Debts Paid During the Probate Process

The executor might write checks from the deceased person’s bank account or sell property in order to get the money. If the deceased person’s debts outweigh her assets, then there might be nothing left over to distribute to heirs. However, if there isn’t enough money in the Estate to cover debts, then creditors are generally out of luck.

For example, the outstanding balance on a credit card is usually an unsecured debt. This means that if the Estate can’t pay the balance, the credit card company has no recourse and must eat the loss. One the other hand, a car loan is secured by the vehicle. If payment isn’t received, the lender can repossess the car. Whoever inherits the vehicle can continue making payments o the car loan.

Debts That Might be the Responsibility of Another Person

There are some special instances in which someone else could be responsible for the decedent’s debt. Those scenarios include:

  • Co-signers on a loan.
  • Joint owners or account holders (authorized signers on an account are not responsible for the debt).

Inherited Debt

A mortgage or home equity loan is one instance in which a decedent’s debt can be inherited. A person that receives a home directly from the Estate generally takes that home subject to all mortgages, liens, or other judgments against the real property. This beneficiary might sell home to repay the debt or he might assume ownership of the mortgage and continue to make payments. But Beware! Lenders can request proof that the new owner is able to repay the debt and can even demand immediate repayment. Typically, federal guidelines exempt family members from these rules, but the laws are complex. Speak with a lawyer regarding mortgage obligations before accepting the gift of a home from an Estate.

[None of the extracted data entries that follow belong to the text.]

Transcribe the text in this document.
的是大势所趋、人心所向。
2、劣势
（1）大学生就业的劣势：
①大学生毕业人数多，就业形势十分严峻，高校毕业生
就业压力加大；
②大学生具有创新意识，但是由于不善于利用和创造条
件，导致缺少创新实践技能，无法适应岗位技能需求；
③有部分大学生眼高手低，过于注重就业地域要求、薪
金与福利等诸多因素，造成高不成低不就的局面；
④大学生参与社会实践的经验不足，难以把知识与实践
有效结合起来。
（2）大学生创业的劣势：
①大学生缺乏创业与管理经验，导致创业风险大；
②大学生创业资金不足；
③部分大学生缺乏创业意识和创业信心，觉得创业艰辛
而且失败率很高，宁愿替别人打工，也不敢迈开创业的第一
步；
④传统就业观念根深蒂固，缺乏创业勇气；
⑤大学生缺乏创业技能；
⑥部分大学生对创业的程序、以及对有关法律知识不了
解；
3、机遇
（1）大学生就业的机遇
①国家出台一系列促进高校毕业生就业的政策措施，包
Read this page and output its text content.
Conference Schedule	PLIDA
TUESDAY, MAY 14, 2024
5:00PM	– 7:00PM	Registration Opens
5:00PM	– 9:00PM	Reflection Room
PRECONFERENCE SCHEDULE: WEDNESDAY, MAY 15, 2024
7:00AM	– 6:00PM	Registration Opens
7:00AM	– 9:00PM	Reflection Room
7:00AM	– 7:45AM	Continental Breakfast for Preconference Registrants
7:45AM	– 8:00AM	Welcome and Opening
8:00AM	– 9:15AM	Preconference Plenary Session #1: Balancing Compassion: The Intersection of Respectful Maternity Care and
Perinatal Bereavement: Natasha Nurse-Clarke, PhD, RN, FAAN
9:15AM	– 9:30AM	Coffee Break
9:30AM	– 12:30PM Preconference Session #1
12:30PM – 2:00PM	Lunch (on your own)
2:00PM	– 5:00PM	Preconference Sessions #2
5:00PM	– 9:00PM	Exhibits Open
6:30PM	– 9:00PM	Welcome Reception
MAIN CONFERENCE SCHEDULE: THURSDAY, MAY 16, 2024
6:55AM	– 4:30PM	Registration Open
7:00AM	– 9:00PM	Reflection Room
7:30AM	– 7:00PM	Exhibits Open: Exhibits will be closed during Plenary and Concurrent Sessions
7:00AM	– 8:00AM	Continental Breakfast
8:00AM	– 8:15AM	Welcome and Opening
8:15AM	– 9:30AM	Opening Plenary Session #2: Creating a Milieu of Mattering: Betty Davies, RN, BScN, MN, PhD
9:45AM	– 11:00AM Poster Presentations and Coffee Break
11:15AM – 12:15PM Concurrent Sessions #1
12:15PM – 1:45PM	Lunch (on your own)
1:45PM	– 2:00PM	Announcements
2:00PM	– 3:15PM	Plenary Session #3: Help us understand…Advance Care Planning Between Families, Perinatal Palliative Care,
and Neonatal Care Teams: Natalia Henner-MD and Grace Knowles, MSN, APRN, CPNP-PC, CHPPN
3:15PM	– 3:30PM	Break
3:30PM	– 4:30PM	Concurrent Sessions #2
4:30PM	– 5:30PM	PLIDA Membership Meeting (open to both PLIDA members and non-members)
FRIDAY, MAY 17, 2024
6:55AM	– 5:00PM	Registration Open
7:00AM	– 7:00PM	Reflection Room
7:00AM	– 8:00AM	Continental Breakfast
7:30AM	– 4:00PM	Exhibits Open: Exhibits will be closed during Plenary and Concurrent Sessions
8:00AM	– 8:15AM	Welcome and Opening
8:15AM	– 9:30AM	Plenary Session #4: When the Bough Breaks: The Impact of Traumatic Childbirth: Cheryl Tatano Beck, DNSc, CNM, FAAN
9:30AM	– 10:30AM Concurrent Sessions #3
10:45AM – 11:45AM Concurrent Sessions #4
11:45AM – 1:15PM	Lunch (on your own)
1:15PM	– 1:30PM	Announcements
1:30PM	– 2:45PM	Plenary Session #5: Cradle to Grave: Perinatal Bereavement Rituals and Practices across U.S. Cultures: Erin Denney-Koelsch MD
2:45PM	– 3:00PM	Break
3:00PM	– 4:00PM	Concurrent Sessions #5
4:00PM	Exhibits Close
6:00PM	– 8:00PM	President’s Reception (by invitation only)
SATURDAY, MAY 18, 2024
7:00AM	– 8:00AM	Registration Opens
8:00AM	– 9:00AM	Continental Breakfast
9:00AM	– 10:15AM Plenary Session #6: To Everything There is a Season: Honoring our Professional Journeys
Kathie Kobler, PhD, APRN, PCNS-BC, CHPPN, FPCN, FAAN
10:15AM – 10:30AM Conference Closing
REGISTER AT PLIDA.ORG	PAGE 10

If the executor of the Estate sells the home, then mortgages, liens, and other judgments against the property are paid off as part of the closing costs.


Creditors typically can’t go after certain assets like retirement accounts or life insurance benefits to pay off debts. These assets go to the named beneficiaries, and they are not considered part of the probate process settling the estate.

This is just an introduction to a complicated process. Family members and executors should keep in close touch with legal and financial professionals to make sure they pay what is owed in a timely manner, but nothing more.